Researchers often gather data on predictors, which they believe to be good 
discriminators. This may well be the case, for example, when the researchers conduct a 
preliminary investigation trying to discover useful discriminating variables. Thus, they might 
ask themselves questions such as “(1) are all variables really necessary for effective 
discrimination and (2) which variables are the best discriminators?” (Johnson, 1998, p. 245). 

In lieu of these questions, researchers “seek a subset of the predictors (i.e., to delete some 
“poor” predictors) to determine a rule that will yield a high degree of classification precision 
as well as predictive accuracy” (Huberty, 1994, p. 1 17). 

In regression analysis, the most frequently used variable selection methods are the so- 
called stepwise methods. However, Thompson (1996) has repeatedly stated that these methods 
are inherently flawed and should not be used for this or other purposes.
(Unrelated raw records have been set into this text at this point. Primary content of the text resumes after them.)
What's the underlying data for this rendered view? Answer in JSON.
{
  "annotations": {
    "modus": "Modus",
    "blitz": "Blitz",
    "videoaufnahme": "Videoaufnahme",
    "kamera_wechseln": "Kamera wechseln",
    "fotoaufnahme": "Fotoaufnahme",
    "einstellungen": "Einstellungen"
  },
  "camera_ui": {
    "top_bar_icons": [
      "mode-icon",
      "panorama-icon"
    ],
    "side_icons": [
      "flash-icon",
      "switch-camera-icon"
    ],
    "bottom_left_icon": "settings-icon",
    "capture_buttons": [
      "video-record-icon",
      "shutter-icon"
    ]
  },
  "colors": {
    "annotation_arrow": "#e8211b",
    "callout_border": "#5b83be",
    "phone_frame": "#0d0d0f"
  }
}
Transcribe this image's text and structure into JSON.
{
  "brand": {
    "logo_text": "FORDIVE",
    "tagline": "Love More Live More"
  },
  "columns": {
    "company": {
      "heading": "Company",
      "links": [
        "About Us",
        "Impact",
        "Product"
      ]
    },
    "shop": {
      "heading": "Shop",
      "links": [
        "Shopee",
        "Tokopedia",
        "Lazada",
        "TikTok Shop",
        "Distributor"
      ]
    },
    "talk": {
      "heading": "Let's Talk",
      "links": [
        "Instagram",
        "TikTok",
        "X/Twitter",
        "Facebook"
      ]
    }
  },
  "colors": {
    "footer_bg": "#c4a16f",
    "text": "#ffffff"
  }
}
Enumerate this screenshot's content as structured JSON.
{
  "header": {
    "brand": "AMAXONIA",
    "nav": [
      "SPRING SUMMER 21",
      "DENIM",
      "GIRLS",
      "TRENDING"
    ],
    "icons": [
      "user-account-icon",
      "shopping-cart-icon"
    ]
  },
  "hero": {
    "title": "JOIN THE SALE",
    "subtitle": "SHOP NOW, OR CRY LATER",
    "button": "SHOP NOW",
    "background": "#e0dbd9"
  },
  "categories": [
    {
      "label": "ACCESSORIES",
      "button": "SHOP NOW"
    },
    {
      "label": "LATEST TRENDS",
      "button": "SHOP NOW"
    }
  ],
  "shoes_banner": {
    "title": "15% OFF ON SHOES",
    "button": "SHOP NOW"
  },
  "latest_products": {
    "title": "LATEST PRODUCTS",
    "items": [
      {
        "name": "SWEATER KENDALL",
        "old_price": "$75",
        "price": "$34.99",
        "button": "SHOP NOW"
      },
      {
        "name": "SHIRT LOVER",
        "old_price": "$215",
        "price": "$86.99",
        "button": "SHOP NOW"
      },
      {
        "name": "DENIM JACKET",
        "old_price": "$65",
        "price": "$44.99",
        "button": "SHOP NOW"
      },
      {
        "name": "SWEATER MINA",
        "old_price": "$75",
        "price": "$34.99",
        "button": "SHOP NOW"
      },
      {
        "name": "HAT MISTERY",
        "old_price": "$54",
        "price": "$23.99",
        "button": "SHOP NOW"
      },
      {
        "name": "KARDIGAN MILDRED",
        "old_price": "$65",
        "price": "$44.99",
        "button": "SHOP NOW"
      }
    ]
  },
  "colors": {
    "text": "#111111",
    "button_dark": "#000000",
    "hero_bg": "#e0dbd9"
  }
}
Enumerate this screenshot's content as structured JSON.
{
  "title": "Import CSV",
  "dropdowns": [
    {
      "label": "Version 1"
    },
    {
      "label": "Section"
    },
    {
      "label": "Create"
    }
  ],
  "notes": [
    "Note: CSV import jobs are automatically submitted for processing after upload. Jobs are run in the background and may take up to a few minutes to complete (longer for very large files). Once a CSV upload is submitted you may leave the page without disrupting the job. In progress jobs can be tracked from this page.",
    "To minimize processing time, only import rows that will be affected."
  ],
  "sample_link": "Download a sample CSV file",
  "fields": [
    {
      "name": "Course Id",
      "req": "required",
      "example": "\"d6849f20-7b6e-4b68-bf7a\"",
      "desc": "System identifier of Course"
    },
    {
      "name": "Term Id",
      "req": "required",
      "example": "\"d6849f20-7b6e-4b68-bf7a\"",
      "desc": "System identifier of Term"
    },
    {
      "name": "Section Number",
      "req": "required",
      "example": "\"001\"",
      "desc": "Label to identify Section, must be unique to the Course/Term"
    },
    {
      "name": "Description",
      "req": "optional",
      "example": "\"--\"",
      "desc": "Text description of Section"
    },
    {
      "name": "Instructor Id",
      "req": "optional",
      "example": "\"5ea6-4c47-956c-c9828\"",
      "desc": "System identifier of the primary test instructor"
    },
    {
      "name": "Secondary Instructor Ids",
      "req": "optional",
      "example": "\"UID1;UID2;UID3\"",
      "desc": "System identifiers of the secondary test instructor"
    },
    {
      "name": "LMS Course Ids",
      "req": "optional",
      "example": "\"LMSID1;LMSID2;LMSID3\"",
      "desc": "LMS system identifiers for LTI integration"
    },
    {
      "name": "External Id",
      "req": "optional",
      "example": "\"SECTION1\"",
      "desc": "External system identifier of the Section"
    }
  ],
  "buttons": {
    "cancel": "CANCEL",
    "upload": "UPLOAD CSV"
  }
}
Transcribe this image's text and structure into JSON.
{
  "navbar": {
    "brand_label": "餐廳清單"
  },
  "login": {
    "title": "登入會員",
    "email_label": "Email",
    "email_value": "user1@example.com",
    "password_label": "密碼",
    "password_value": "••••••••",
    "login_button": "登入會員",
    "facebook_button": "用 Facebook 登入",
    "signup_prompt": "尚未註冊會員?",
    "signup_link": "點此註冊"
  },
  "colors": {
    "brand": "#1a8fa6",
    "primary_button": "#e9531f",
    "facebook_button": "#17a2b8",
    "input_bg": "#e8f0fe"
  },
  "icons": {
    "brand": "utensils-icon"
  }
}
In discriminant 
analysis, methods have been developed to assist the researcher in deciding which 
discriminators to select. 

While the applied researcher may not desire to spend too much time and effort in 
figuring out the mathematics behind a discriminant analysis, the researcher may desire to get a 
conceptual understanding of the Statistical Package for the Social Sciences (SPSS) output. 
Thus, detailed discussions of pertinent output will be provided throughout the paper. 

The purpose of the present paper is to discuss three variable selection strategies in 
discriminant analysis (DA). These three strategies are (a) all variables in the model; (b) 
stepwise methods; and (c) all-possible-subsets. To illustrate how to apply these three 
strategies, data collected by Cmajdalka and Cuellar (1998) will be analyzed using SPSS 9.0.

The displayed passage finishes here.